In theory the odds are worse in a Class II slot machine than in a Class III slot machine. Consider the chances of winning Powerball or MegaMillions, two of the most popular lotteries in the US.

The chances of winning are extremely low simply because the pool of numbers is large and the permutations and combinations is therefore into the zillion squillions. (yes, I made up that word!)

Now consider the spinning of reels the number of combinations. But remember, in Class III you are not limited to having a unique outcome for each player unlike Class II. You therefore have a better chance at Class III than at Class II slot machines.

The Compliance is Different

In supporting why I believe the odds are worse in Class II machines than in Class III machine, you need to understand the difference in compliance.

Class II slot machines are self regulated by the Native American tribes that own and operate the casinos on their land title. In other words, the tribes themselves get to determine if they have breached the Class II Act (or not have breached).

As history shows (and you would be naive to think otherwise) self regulation in any industry simply does not work. There is a conflict of interest between profit making and maintaining ethics. And what will always occur, is the profit making aspect will trump the maintenance of ethics.

Class III slots machines however are not self regulated, but are verified through thorough testing by third-party and government organizations. Testing is conducted to provide players assurance of their randomness and reliability.

The same testing is (supposedly) also performed by Native American casino operators, however there is less transparency for these testing results than for Class II.

More Class II machines than Class III

As a result you will find at Native American casinos that must adhere to the IGRA, the presence of Class II machines will be more than Class III machines.

Therefore it is in my opinion that the profitability of Class II machines exceeds that of Class III, hence the preference of Class II.

Also, casinos that provide for Class II machines do not have to pay tax on revenue generated as opposed to Class III machines.
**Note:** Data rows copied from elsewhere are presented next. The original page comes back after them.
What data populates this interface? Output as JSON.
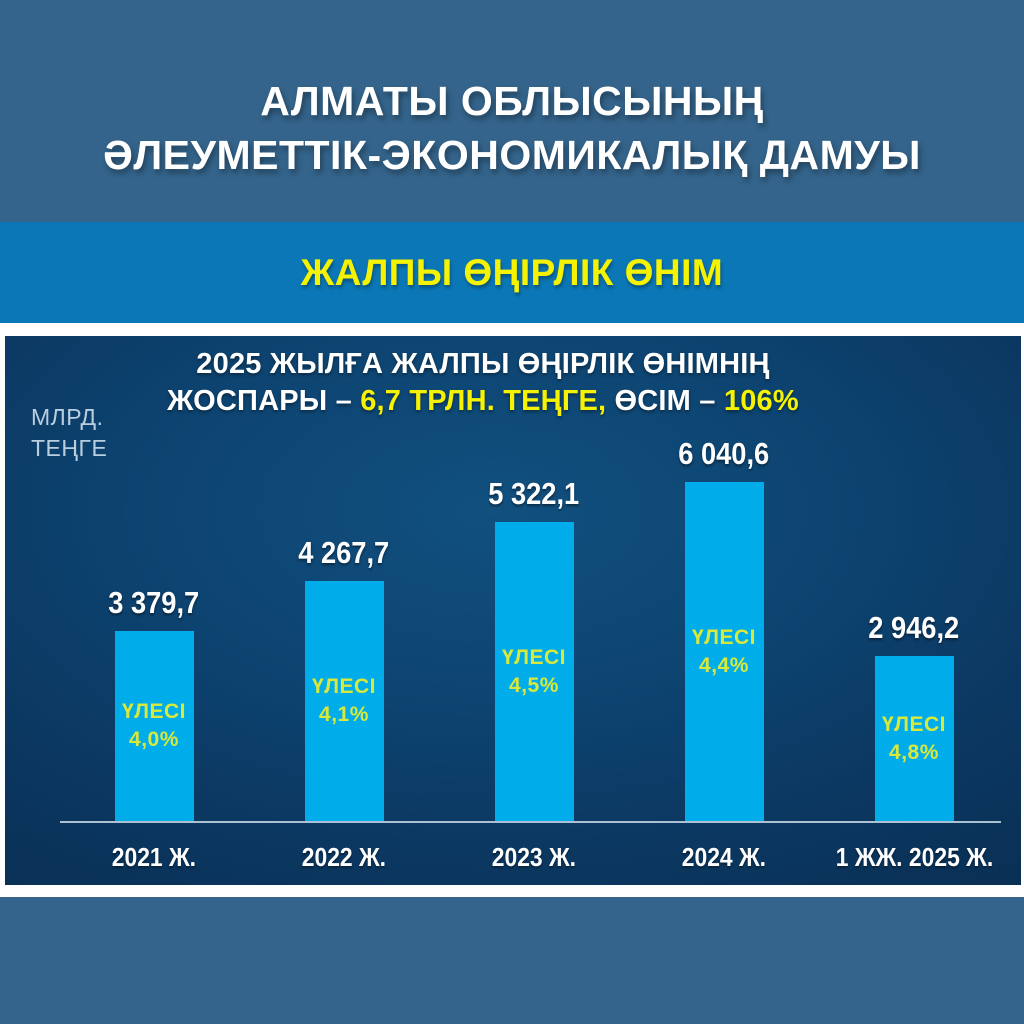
{
  "header": {
    "line1": "АЛМАТЫ ОБЛЫСЫНЫҢ",
    "line2": "ӘЛЕУМЕТТІК-ЭКОНОМИКАЛЫҚ ДАМУЫ"
  },
  "section": {
    "title": "ЖАЛПЫ ӨҢІРЛІК ӨНІМ"
  },
  "colors": {
    "background": "#34648B",
    "band_blue": "#0B77B6",
    "panel_navy": "#0D4370",
    "bar_blue": "#00ACEA",
    "title_yellow": "#F5F303",
    "share_yellow": "#D9E93B",
    "axis_line": "#C9D9E9",
    "unit_text": "#B9CFE0"
  },
  "chart_data": {
    "type": "bar",
    "title_line1": "2025 ЖЫЛҒА ЖАЛПЫ ӨҢІРЛІК ӨНІМНІҢ",
    "title_line2_parts": [
      {
        "text": "ЖОСПАРЫ – ",
        "color": "white"
      },
      {
        "text": "6,7 ТРЛН. ТЕҢГЕ,",
        "color": "yellow"
      },
      {
        "text": " ӨСІМ – ",
        "color": "white"
      },
      {
        "text": "106%",
        "color": "yellow"
      }
    ],
    "ylabel_line1": "МЛРД.",
    "ylabel_line2": "ТЕҢГЕ",
    "categories": [
      "2021 Ж.",
      "2022 Ж.",
      "2023 Ж.",
      "2024 Ж.",
      "1 ЖЖ. 2025 Ж."
    ],
    "values": [
      3379.7,
      4267.7,
      5322.1,
      6040.6,
      2946.2
    ],
    "value_labels": [
      "3 379,7",
      "4 267,7",
      "5 322,1",
      "6 040,6",
      "2 946,2"
    ],
    "share_label": "ҮЛЕСІ",
    "share_values": [
      "4,0%",
      "4,1%",
      "4,5%",
      "4,4%",
      "4,8%"
    ],
    "ylim": [
      0,
      6500
    ],
    "grid": false,
    "legend": false
  }
}
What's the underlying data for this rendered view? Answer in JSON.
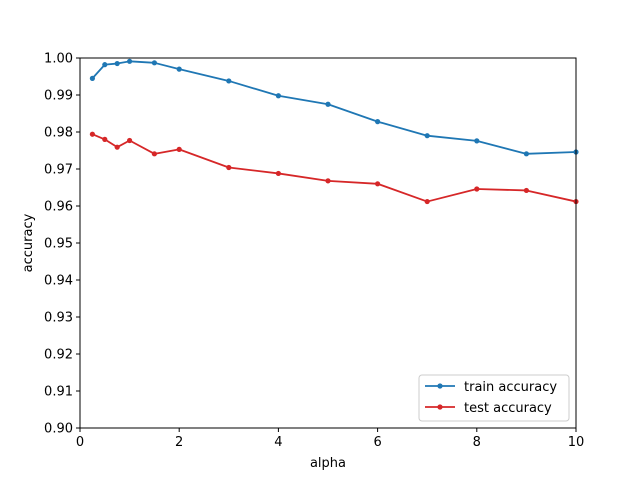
{
  "chart_data": {
    "type": "line",
    "title": "",
    "xlabel": "alpha",
    "ylabel": "accuracy",
    "xlim": [
      0,
      10
    ],
    "ylim": [
      0.9,
      1.0
    ],
    "xticks": [
      0,
      2,
      4,
      6,
      8,
      10
    ],
    "xtick_labels": [
      "0",
      "2",
      "4",
      "6",
      "8",
      "10"
    ],
    "yticks": [
      0.9,
      0.91,
      0.92,
      0.93,
      0.94,
      0.95,
      0.96,
      0.97,
      0.98,
      0.99,
      1.0
    ],
    "ytick_labels": [
      "0.90",
      "0.91",
      "0.92",
      "0.93",
      "0.94",
      "0.95",
      "0.96",
      "0.97",
      "0.98",
      "0.99",
      "1.00"
    ],
    "grid": false,
    "legend_position": "lower right",
    "series": [
      {
        "name": "train accuracy",
        "color": "#1f77b4",
        "marker": "dot",
        "x": [
          0.25,
          0.5,
          0.75,
          1,
          1.5,
          2,
          3,
          4,
          5,
          6,
          7,
          8,
          9,
          10
        ],
        "y": [
          0.9945,
          0.9982,
          0.9985,
          0.9991,
          0.9987,
          0.997,
          0.9938,
          0.9898,
          0.9875,
          0.9828,
          0.979,
          0.9776,
          0.9741,
          0.9746
        ]
      },
      {
        "name": "test accuracy",
        "color": "#d62728",
        "marker": "dot",
        "x": [
          0.25,
          0.5,
          0.75,
          1,
          1.5,
          2,
          3,
          4,
          5,
          6,
          7,
          8,
          9,
          10
        ],
        "y": [
          0.9794,
          0.978,
          0.9759,
          0.9777,
          0.9741,
          0.9753,
          0.9704,
          0.9688,
          0.9668,
          0.966,
          0.9612,
          0.9646,
          0.9642,
          0.9612
        ]
      }
    ]
  }
}
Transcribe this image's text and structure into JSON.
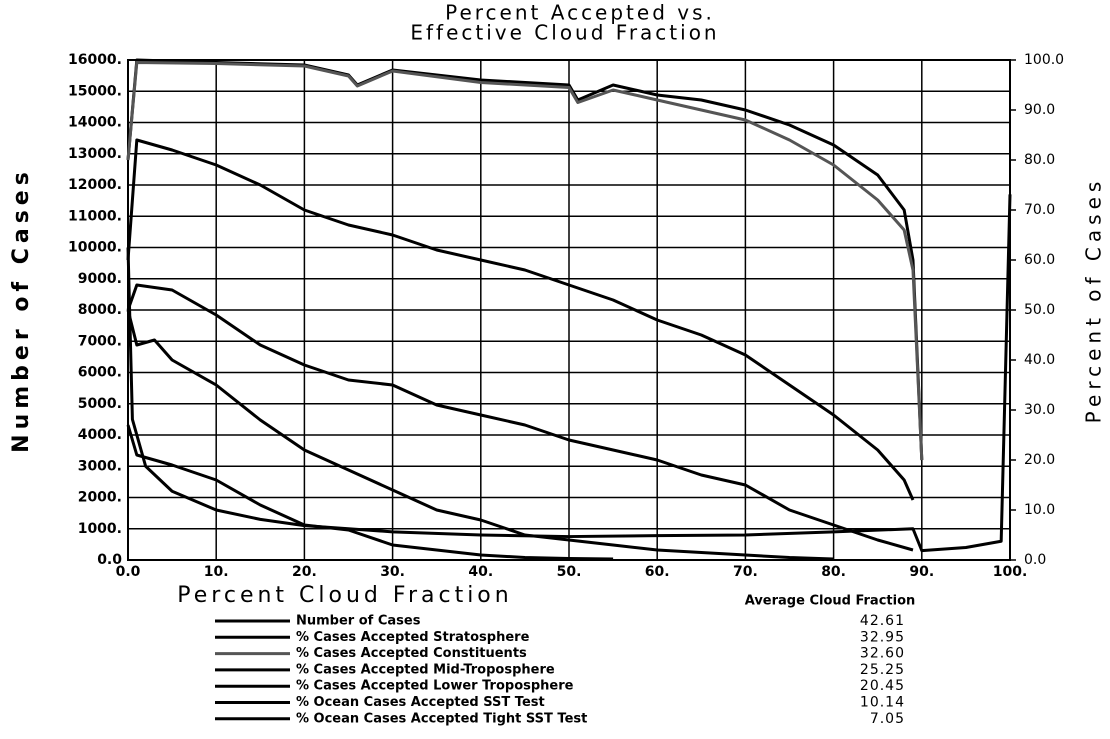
{
  "chart_data": {
    "type": "line",
    "title": [
      "Percent Accepted vs.",
      "Effective Cloud Fraction"
    ],
    "x_label": "Percent Cloud Fraction",
    "y_label": "Number of Cases",
    "y2_label": "Percent of Cases",
    "legend_value_header": "Average Cloud Fraction",
    "grid": true,
    "xlim": [
      0,
      100
    ],
    "xticks": [
      {
        "value": 0,
        "label": "0.0"
      },
      {
        "value": 10,
        "label": "10."
      },
      {
        "value": 20,
        "label": "20."
      },
      {
        "value": 30,
        "label": "30."
      },
      {
        "value": 40,
        "label": "40."
      },
      {
        "value": 50,
        "label": "50."
      },
      {
        "value": 60,
        "label": "60."
      },
      {
        "value": 70,
        "label": "70."
      },
      {
        "value": 80,
        "label": "80."
      },
      {
        "value": 90,
        "label": "90."
      },
      {
        "value": 100,
        "label": "100."
      }
    ],
    "ylim": [
      0,
      16000
    ],
    "yticks": [
      {
        "value": 0,
        "label": "0.0"
      },
      {
        "value": 1000,
        "label": "1000."
      },
      {
        "value": 2000,
        "label": "2000."
      },
      {
        "value": 3000,
        "label": "3000."
      },
      {
        "value": 4000,
        "label": "4000."
      },
      {
        "value": 5000,
        "label": "5000."
      },
      {
        "value": 6000,
        "label": "6000."
      },
      {
        "value": 7000,
        "label": "7000."
      },
      {
        "value": 8000,
        "label": "8000."
      },
      {
        "value": 9000,
        "label": "9000."
      },
      {
        "value": 10000,
        "label": "10000."
      },
      {
        "value": 11000,
        "label": "11000."
      },
      {
        "value": 12000,
        "label": "12000."
      },
      {
        "value": 13000,
        "label": "13000."
      },
      {
        "value": 14000,
        "label": "14000."
      },
      {
        "value": 15000,
        "label": "15000."
      },
      {
        "value": 16000,
        "label": "16000."
      }
    ],
    "y2lim": [
      0,
      100
    ],
    "y2ticks": [
      {
        "value": 0,
        "label": "0.0"
      },
      {
        "value": 10,
        "label": "10.0"
      },
      {
        "value": 20,
        "label": "20.0"
      },
      {
        "value": 30,
        "label": "30.0"
      },
      {
        "value": 40,
        "label": "40.0"
      },
      {
        "value": 50,
        "label": "50.0"
      },
      {
        "value": 60,
        "label": "60.0"
      },
      {
        "value": 70,
        "label": "70.0"
      },
      {
        "value": 80,
        "label": "80.0"
      },
      {
        "value": 90,
        "label": "90.0"
      },
      {
        "value": 100,
        "label": "100.0"
      }
    ],
    "series": [
      {
        "name": "Number of Cases",
        "color": "#000000",
        "average": 42.61,
        "axis": "y",
        "x": [
          0,
          0.5,
          2,
          5,
          10,
          15,
          20,
          30,
          40,
          50,
          60,
          70,
          80,
          89,
          90,
          95,
          99,
          100
        ],
        "values": [
          10000,
          4500,
          3000,
          2200,
          1600,
          1300,
          1100,
          900,
          800,
          750,
          780,
          800,
          900,
          1000,
          300,
          400,
          600,
          11700
        ]
      },
      {
        "name": "% Cases Accepted Stratosphere",
        "color": "#000000",
        "average": 32.95,
        "axis": "y2",
        "x": [
          0,
          1,
          10,
          20,
          25,
          26,
          30,
          40,
          50,
          51,
          55,
          60,
          65,
          70,
          75,
          80,
          85,
          88,
          89,
          90
        ],
        "values": [
          80,
          100,
          99.5,
          99,
          97,
          95,
          98,
          96,
          95,
          92,
          95,
          93,
          92,
          90,
          87,
          83,
          77,
          70,
          60,
          20
        ]
      },
      {
        "name": "% Cases Accepted Constituents",
        "color": "#555555",
        "average": {
          "value": 32.6,
          "label": "32.60"
        },
        "axis": "y2",
        "x": [
          0,
          1,
          10,
          20,
          25,
          26,
          30,
          40,
          50,
          51,
          55,
          60,
          65,
          70,
          75,
          80,
          85,
          88,
          89,
          90
        ],
        "values": [
          80,
          99.5,
          99.3,
          98.8,
          96.8,
          94.8,
          97.8,
          95.5,
          94.5,
          91.5,
          94,
          92,
          90,
          88,
          84,
          79,
          72,
          66,
          58,
          20
        ]
      },
      {
        "name": "% Cases Accepted Mid-Troposphere",
        "color": "#000000",
        "average": 25.25,
        "axis": "y2",
        "x": [
          0,
          1,
          5,
          10,
          15,
          20,
          25,
          30,
          35,
          40,
          45,
          50,
          55,
          60,
          65,
          70,
          75,
          80,
          85,
          88,
          89
        ],
        "values": [
          60,
          84,
          82,
          79,
          75,
          70,
          67,
          65,
          62,
          60,
          58,
          55,
          52,
          48,
          45,
          41,
          35,
          29,
          22,
          16,
          12
        ]
      },
      {
        "name": "% Cases Accepted Lower Troposphere",
        "color": "#000000",
        "average": 20.45,
        "axis": "y2",
        "x": [
          0,
          1,
          5,
          10,
          15,
          20,
          25,
          30,
          35,
          40,
          45,
          50,
          55,
          60,
          65,
          70,
          75,
          80,
          85,
          89
        ],
        "values": [
          50,
          55,
          54,
          49,
          43,
          39,
          36,
          35,
          31,
          29,
          27,
          24,
          22,
          20,
          17,
          15,
          10,
          7,
          4,
          2
        ]
      },
      {
        "name": "% Ocean Cases Accepted SST Test",
        "color": "#000000",
        "average": 10.14,
        "axis": "y2",
        "x": [
          0,
          1,
          3,
          5,
          10,
          15,
          20,
          25,
          30,
          35,
          40,
          45,
          50,
          55,
          60,
          65,
          70,
          75,
          80
        ],
        "values": [
          50,
          43,
          44,
          40,
          35,
          28,
          22,
          18,
          14,
          10,
          8,
          5,
          4,
          3,
          2,
          1.5,
          1,
          0.5,
          0.2
        ]
      },
      {
        "name": "% Ocean Cases Accepted Tight SST Test",
        "color": "#000000",
        "average": 7.05,
        "axis": "y2",
        "x": [
          0,
          1,
          3,
          5,
          10,
          15,
          20,
          25,
          30,
          35,
          40,
          45,
          50,
          55
        ],
        "values": [
          27,
          21,
          20,
          19,
          16,
          11,
          7,
          6,
          3,
          2,
          1,
          0.5,
          0.3,
          0.2
        ]
      }
    ]
  }
}
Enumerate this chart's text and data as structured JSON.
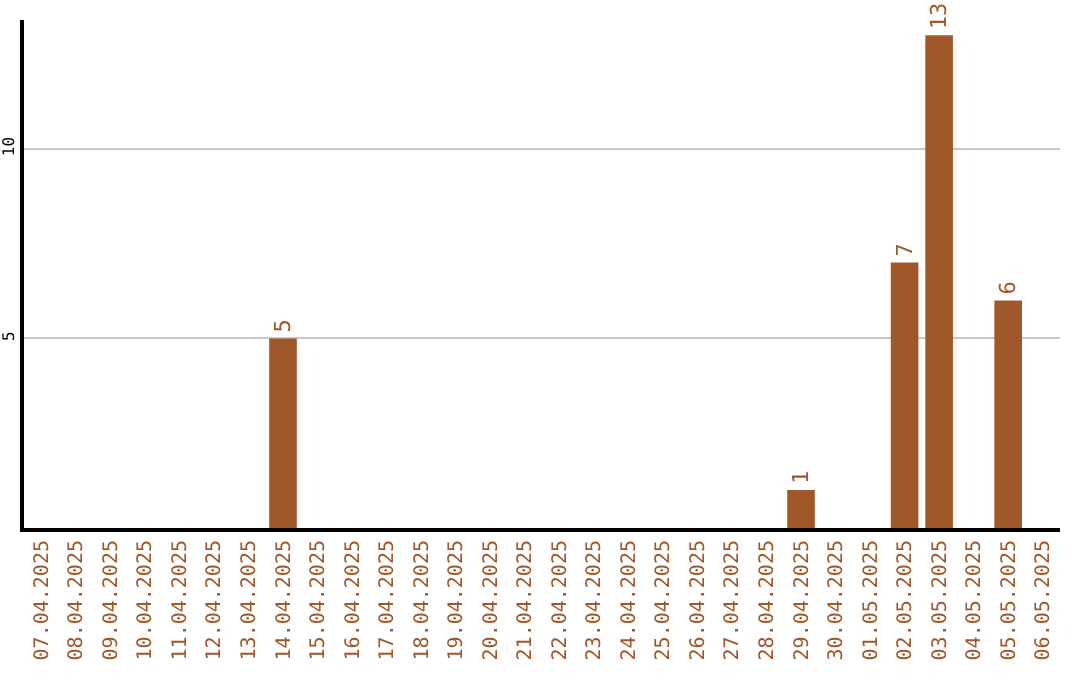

How to tell the difference between a Class II and Class III slot machine

On first appearance the two types of Classes look the same, however you will notice that for Class II machines there is an additional small window, which actually displays the bingo patterns. When you see these windows on the slot machine, you can then tell that they are Class II machines as opposed to real slot Class III machines.

Here’s an example of a Class II machine with a bingo table at the top left:

Here’s another example of a Class II slot machine but this time the bingo table is in the top middle of the display

The typical Class III machine will not have any bingo table and will look more like this:

The decline of Class II slot machines

As you may be aware the currently law regarding gaming online and at casinos is changing, becoming more and more liberal. Demonstrated by the move to online sports betting and table games, seen in the US states of New Jersey, Pennsylvania, Connecticut, Nevada and Delaware. This means that innovation in Class II machines with a bingo logic is no longer necessary.

But Class II slot machines are still very much abundant! Albeit it’s slowly being phased out. You can still find such games in slot parlors (like racing track games) or at a Native American casinos.